The warrants, served on the Soledad home of Sgt. Bobby Carrillo, King City Police headquarters and the King City home of IT consultant Ken Tippery on Jan. 17 were due to be unsealed April 20. But Chief Assistant District Attorney Terry Spitz confirmed DA investigators requested the 90-day clock be reset on April 14, citing the ongoing investigation.
The Jan. 17 warrant service came more than a month before DA investigators, backed by Monterey County Sheriff's deputies, FBI agents and Salinas police, went on a pre-dawn raid Feb. 25 and arrested the acting police chief, the former police chief, the acting chief's brother and two King City cops—including Carrillo—on a variety of charges. A third officer surrendered later at the sheriff's office.
Carrillo, along with Acting Chief Bruce Miller and his brother, Miller's Towing owner Brian Miller, allegedly engaged in an ongoing scheme to tow and impound vehicles that Carrillo pulled over while on duty. Prosecutors allege Carrillo targeted impoverished, undocumented Latinos in the scheme—on the theory the victims would be too frightened of deportation or other backlash to complain—seizing their cars and swinging the towing and impound business to Brian Miller.
When the victims couldn't afford to retrieve their cars from impound, they were sold. Prosecutors claim that for every 10 or 15 cars Carrillo had towed, Brian Miller kicked one back to him for free. In all, they say Carrillo seized upwards of 200 cars.
Brian Miller has been charged with conspiracy and bribery, while Bruce Miller is accused of accepting a bribe—one of the towed and impounded cars. Carrillo is charged with conspiracy, accepting a bribe and bribing an executive officer.
Other officers arrested that day on charges unrelated to the towing scheme are Jaime Andrade (charged with possession of an assault weapon and illegal storage of a firearm); Mark Allen Baker (making criminal threats against a citizen); and Mario Alonso Mottu Sr. (embezzlement, related to a department owned vehicle allegedly transferred to him by former Chief Nick Baldiviez, who's also charged with embezzlement).

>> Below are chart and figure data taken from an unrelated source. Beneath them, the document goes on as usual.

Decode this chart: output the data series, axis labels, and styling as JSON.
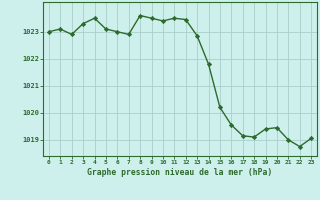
{
  "x": [
    0,
    1,
    2,
    3,
    4,
    5,
    6,
    7,
    8,
    9,
    10,
    11,
    12,
    13,
    14,
    15,
    16,
    17,
    18,
    19,
    20,
    21,
    22,
    23
  ],
  "y": [
    1023.0,
    1023.1,
    1022.9,
    1023.3,
    1023.5,
    1023.1,
    1023.0,
    1022.9,
    1023.6,
    1023.5,
    1023.4,
    1023.5,
    1023.45,
    1022.85,
    1021.8,
    1020.2,
    1019.55,
    1019.15,
    1019.1,
    1019.4,
    1019.45,
    1019.0,
    1018.75,
    1019.05
  ],
  "line_color": "#2d6a2d",
  "marker": "D",
  "markersize": 2.2,
  "linewidth": 1.0,
  "bg_color": "#cef0ec",
  "grid_color": "#aacfcb",
  "tick_label_color": "#2d6a2d",
  "xlabel": "Graphe pression niveau de la mer (hPa)",
  "ylim": [
    1018.4,
    1024.1
  ],
  "yticks": [
    1019,
    1020,
    1021,
    1022,
    1023
  ],
  "xticks": [
    0,
    1,
    2,
    3,
    4,
    5,
    6,
    7,
    8,
    9,
    10,
    11,
    12,
    13,
    14,
    15,
    16,
    17,
    18,
    19,
    20,
    21,
    22,
    23
  ]
}
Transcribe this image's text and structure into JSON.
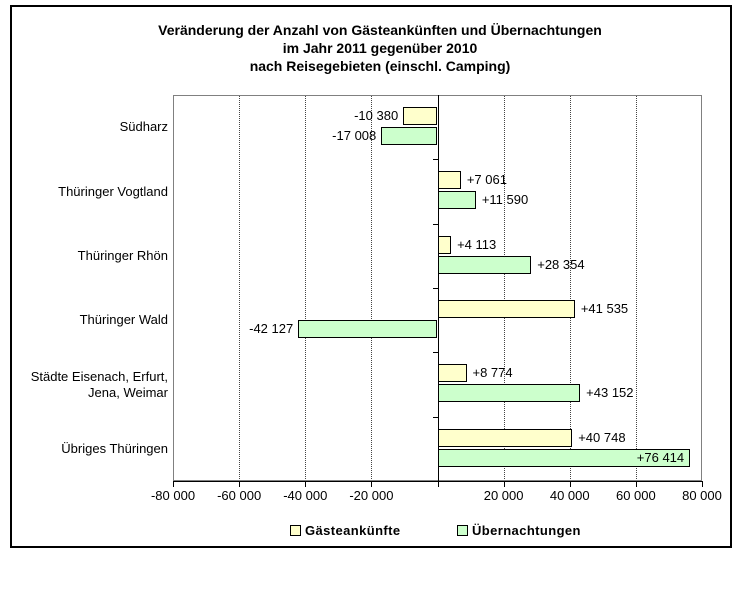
{
  "title": {
    "line1": "Veränderung der Anzahl von Gästeankünften und Übernachtungen",
    "line2": "im Jahr 2011 gegenüber 2010",
    "line3": "nach Reisegebieten (einschl. Camping)"
  },
  "chart_data": {
    "type": "bar",
    "orientation": "horizontal",
    "title": "Veränderung der Anzahl von Gästeankünften und Übernachtungen im Jahr 2011 gegenüber 2010 nach Reisegebieten (einschl. Camping)",
    "categories": [
      "Südharz",
      "Thüringer Vogtland",
      "Thüringer Rhön",
      "Thüringer Wald",
      "Städte Eisenach, Erfurt,\nJena, Weimar",
      "Übriges Thüringen"
    ],
    "series": [
      {
        "name": "Gästeankünfte",
        "key": "gaesteankuenfte",
        "color": "#FFFFCC",
        "border_color": "#000000",
        "values": [
          -10380,
          7061,
          4113,
          41535,
          8774,
          40748
        ],
        "labels": [
          "-10 380",
          "+7 061",
          "+4 113",
          "+41 535",
          "+8 774",
          "+40 748"
        ],
        "label_inside": [
          false,
          false,
          false,
          false,
          false,
          false
        ]
      },
      {
        "name": "Übernachtungen",
        "key": "uebernachtungen",
        "color": "#CCFFCC",
        "border_color": "#000000",
        "values": [
          -17008,
          11590,
          28354,
          -42127,
          43152,
          76414
        ],
        "labels": [
          "-17 008",
          "+11 590",
          "+28 354",
          "-42 127",
          "+43 152",
          "+76 414"
        ],
        "label_inside": [
          false,
          false,
          false,
          false,
          false,
          true
        ]
      }
    ],
    "xlim": [
      -80000,
      80000
    ],
    "x_ticks": [
      -80000,
      -60000,
      -40000,
      -20000,
      0,
      20000,
      40000,
      60000,
      80000
    ],
    "x_tick_labels": [
      "-80 000",
      "-60 000",
      "-40 000",
      "-20 000",
      "",
      "20 000",
      "40 000",
      "60 000",
      "80 000"
    ],
    "grid": "vertical-dotted",
    "legend_position": "bottom"
  }
}
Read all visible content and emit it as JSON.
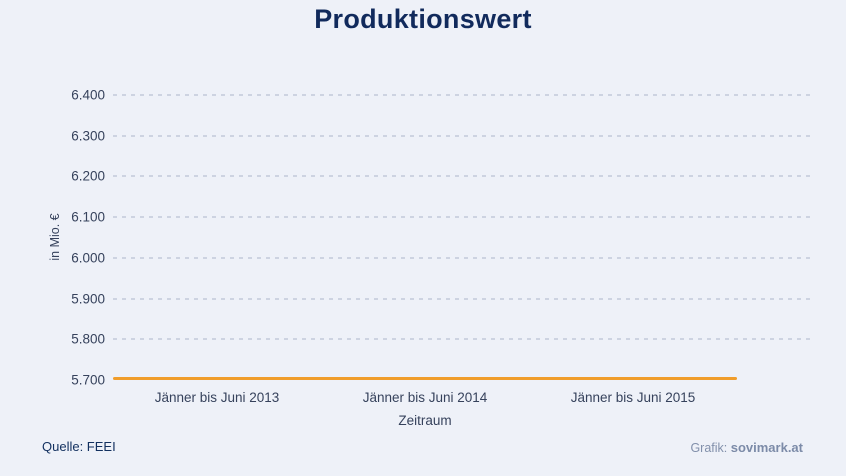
{
  "title": "Produktionswert",
  "chart_data": {
    "type": "line",
    "title": "Produktionswert",
    "categories": [
      "Jänner bis Juni 2013",
      "Jänner bis Juni 2014",
      "Jänner bis Juni 2015"
    ],
    "series": [
      {
        "name": "Produktionswert",
        "values": [
          5700,
          5700,
          5700
        ]
      }
    ],
    "xlabel": "Zeitraum",
    "ylabel": "in Mio. €",
    "ylim": [
      5700,
      6400
    ],
    "ytick_step": 100,
    "ytick_labels": [
      "6.400",
      "6.300",
      "6.200",
      "6.100",
      "6.000",
      "5.900",
      "5.800",
      "5.700"
    ],
    "grid": "horizontal-dashed",
    "legend": "none",
    "line_color": "#f09d2b",
    "background_color": "#eef1f8"
  },
  "footer": {
    "source_label": "Quelle: FEEI",
    "credit_label": "Grafik: ",
    "credit_brand": "sovimark.at"
  },
  "colors": {
    "title": "#112a5c",
    "axis_text": "#36425c",
    "gridline": "#b2bace",
    "line": "#f09d2b",
    "source_text": "#12305f",
    "credit_text": "#8290ab"
  }
}
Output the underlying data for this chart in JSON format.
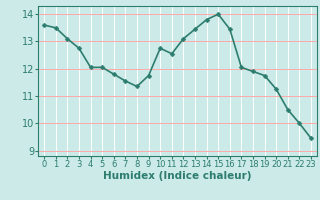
{
  "x": [
    0,
    1,
    2,
    3,
    4,
    5,
    6,
    7,
    8,
    9,
    10,
    11,
    12,
    13,
    14,
    15,
    16,
    17,
    18,
    19,
    20,
    21,
    22,
    23
  ],
  "y": [
    13.6,
    13.5,
    13.1,
    12.75,
    12.05,
    12.05,
    11.8,
    11.55,
    11.35,
    11.75,
    12.75,
    12.55,
    13.1,
    13.45,
    13.8,
    14.0,
    13.45,
    12.05,
    11.9,
    11.75,
    11.25,
    10.5,
    10.0,
    9.45
  ],
  "line_color": "#2d7d6f",
  "marker": "D",
  "marker_size": 2.5,
  "bg_color": "#cceae7",
  "grid_color": "#ffffff",
  "grid_color_h": "#ff9999",
  "xlabel": "Humidex (Indice chaleur)",
  "ylim": [
    8.8,
    14.3
  ],
  "xlim": [
    -0.5,
    23.5
  ],
  "yticks": [
    9,
    10,
    11,
    12,
    13,
    14
  ],
  "xticks": [
    0,
    1,
    2,
    3,
    4,
    5,
    6,
    7,
    8,
    9,
    10,
    11,
    12,
    13,
    14,
    15,
    16,
    17,
    18,
    19,
    20,
    21,
    22,
    23
  ],
  "tick_color": "#2d7d6f",
  "label_color": "#2d7d6f",
  "font_size_xtick": 6,
  "font_size_ytick": 7,
  "font_size_label": 7.5,
  "line_width": 1.2
}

It remains totally unclear why investigators served a warrant on Tippery, the IT contractor, but the morning of the arrests, District Attorney Dean Flippo confirmed computers had been seized from Tippery's home. In a bizarre turn of events, Tippery was on a ride-along with former Soledad Police Officer Jesus Yanez when Yanez shot and wounded a man he claimed was armed with a firearm. Yanez, also a former King City officer, was dismissed from the Soledad Police Department in March. Tippery has previously been convicted of child molestation, but had the misdemeanor case that dated back to the late 1990s dismissed after successfully completing probation.
It's widely believed that the first round of arrests won't be the last one. The sealed warrants include statements of probable cause—the statement a law enforcement official crafts before seeking a search warrant—that lays out the facts of a case.
One thing likely still under investigation: money that went missing following a botched bank robbery at the Central Coast Federal Credit Union on March 25, 2013. King City police quickly arrested the suspects, who have all since pleaded no contest and started serving their prison sentences. But there was $6,000 missing by the time the stolen money—$24,352—was recovered, booked into evidence and then turned over to the FBI.